New data from the Public Religion Research Institute (PRRI) suggest that colleges aren’t really to blame when young people ditch their religion. At least, not anymore. PRRI’s Daniel Cox explains that more young people these days are leaving their religions before they enter college. As he writes at FiveThirtyEight,

Seventy-nine percent of young adults age 18 to 29 who have become religiously unaffiliated report having made this decision during their adolescent and teen years. But this was not always the case. Those age 65 or older who left their childhood religion reported doing so much later: Only 38 percent who reported leaving their religion did so during their childhood years. The majority (63 percent) of unaffiliated senior citizens left during their college and post-college years.

In other words, the college years USED TO be a vital time, a time of choosing to leave or stay with one’s childhood religion. It seems like that’s not really true today.

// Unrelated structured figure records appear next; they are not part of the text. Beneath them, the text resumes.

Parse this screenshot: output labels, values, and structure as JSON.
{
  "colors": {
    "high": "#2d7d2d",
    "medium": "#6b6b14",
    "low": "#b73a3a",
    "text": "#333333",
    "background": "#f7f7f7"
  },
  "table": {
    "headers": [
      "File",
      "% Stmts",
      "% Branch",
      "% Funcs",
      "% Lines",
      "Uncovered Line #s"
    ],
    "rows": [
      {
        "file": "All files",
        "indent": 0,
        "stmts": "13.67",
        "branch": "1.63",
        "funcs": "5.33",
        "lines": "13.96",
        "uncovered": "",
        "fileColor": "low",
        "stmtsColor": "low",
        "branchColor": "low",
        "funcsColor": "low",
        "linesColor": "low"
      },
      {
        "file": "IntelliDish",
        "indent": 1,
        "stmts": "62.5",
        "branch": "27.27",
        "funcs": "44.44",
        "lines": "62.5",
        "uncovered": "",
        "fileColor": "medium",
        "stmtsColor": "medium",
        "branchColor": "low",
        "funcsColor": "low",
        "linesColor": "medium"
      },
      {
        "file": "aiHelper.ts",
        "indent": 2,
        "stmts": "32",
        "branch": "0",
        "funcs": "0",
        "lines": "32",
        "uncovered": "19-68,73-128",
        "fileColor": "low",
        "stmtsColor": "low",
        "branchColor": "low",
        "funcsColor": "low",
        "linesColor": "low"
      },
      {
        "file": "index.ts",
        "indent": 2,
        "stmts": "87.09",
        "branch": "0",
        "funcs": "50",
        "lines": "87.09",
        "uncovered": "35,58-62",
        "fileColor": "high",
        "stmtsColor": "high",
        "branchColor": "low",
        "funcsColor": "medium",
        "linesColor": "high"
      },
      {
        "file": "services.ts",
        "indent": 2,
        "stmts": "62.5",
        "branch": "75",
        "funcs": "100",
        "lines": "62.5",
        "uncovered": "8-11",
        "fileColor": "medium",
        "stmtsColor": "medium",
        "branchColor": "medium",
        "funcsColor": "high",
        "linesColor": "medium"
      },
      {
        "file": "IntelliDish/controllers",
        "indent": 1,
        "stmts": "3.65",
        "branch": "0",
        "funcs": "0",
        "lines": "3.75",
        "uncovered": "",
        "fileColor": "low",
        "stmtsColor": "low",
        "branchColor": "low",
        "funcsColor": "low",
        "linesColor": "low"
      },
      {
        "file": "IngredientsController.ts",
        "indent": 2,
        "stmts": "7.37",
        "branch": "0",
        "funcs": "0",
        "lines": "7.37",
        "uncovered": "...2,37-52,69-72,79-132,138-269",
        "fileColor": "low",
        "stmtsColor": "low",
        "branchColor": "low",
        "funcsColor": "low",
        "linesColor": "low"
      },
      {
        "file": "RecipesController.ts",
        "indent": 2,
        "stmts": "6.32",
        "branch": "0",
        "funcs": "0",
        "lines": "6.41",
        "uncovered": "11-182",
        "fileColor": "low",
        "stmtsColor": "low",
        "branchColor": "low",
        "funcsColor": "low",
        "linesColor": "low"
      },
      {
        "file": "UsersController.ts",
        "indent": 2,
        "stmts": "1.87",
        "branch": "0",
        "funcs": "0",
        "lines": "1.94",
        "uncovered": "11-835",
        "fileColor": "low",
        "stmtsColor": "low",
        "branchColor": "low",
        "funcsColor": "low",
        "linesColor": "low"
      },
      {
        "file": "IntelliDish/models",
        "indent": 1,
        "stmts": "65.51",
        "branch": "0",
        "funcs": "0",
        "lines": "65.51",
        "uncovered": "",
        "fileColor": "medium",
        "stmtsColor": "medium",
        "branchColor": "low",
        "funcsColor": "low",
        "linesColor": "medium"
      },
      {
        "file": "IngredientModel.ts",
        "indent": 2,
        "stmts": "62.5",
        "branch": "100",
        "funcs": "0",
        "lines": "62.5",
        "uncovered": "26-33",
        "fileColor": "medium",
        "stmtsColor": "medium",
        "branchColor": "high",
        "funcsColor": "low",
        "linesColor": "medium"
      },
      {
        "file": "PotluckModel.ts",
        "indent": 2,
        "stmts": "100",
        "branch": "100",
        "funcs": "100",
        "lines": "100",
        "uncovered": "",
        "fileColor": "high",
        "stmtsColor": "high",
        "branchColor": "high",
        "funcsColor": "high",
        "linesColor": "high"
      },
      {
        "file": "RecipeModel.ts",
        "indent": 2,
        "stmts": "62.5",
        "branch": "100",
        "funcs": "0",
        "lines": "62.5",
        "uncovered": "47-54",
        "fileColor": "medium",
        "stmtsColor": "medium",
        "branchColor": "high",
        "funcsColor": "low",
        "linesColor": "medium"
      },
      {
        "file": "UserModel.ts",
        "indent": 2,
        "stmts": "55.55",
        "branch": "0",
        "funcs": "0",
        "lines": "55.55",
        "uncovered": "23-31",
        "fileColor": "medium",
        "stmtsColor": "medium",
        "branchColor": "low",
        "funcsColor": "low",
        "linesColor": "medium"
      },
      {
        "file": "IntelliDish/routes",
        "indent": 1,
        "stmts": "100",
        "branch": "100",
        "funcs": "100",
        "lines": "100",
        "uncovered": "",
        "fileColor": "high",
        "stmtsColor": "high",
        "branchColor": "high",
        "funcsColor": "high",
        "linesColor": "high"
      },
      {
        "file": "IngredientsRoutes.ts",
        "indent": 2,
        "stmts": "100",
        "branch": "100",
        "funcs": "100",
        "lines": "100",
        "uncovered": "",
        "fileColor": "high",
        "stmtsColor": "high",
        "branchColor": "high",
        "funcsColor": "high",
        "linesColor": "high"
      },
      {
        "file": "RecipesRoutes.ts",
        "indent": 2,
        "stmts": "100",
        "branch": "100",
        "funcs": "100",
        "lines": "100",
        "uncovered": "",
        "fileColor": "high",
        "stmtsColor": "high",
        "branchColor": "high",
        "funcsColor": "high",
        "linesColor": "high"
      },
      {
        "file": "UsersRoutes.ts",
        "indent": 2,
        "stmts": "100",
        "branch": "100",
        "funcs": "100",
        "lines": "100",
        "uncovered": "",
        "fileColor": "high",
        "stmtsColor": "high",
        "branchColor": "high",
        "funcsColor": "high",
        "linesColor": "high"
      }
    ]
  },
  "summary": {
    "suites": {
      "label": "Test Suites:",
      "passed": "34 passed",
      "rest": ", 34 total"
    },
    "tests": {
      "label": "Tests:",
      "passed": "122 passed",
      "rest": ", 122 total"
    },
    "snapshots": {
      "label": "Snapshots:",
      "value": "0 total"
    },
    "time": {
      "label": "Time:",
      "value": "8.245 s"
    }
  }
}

Does this mean that conservative evangelical colleges have become obsolete? If one main purpose of those schools is to nurture and protect evangelical faith, it seems as if they are not useful. Rather, if we accept this data, it would seem that evangelicals should focus on K-12 schools instead.

And we should note that evangelical college leaders might look at this data in a more optimistic way. According to the PRRI study, evangelical Protestants are losing adherents at a much lower rate than other American Christian groups. Evangelicalism is still losing young people, that is, but much slower than Catholicism or “mainline” Protestantism. It could be argued that evangelical colleges have helped stem the anti-religious tide among evangelical young people.

Still and all, I’m glad I’m not president of an evangelical college. If I were, I would wonder what to tell parents of potential students. If I couldn’t promise to help protect students’ faith, I wouldn’t have much else to talk about.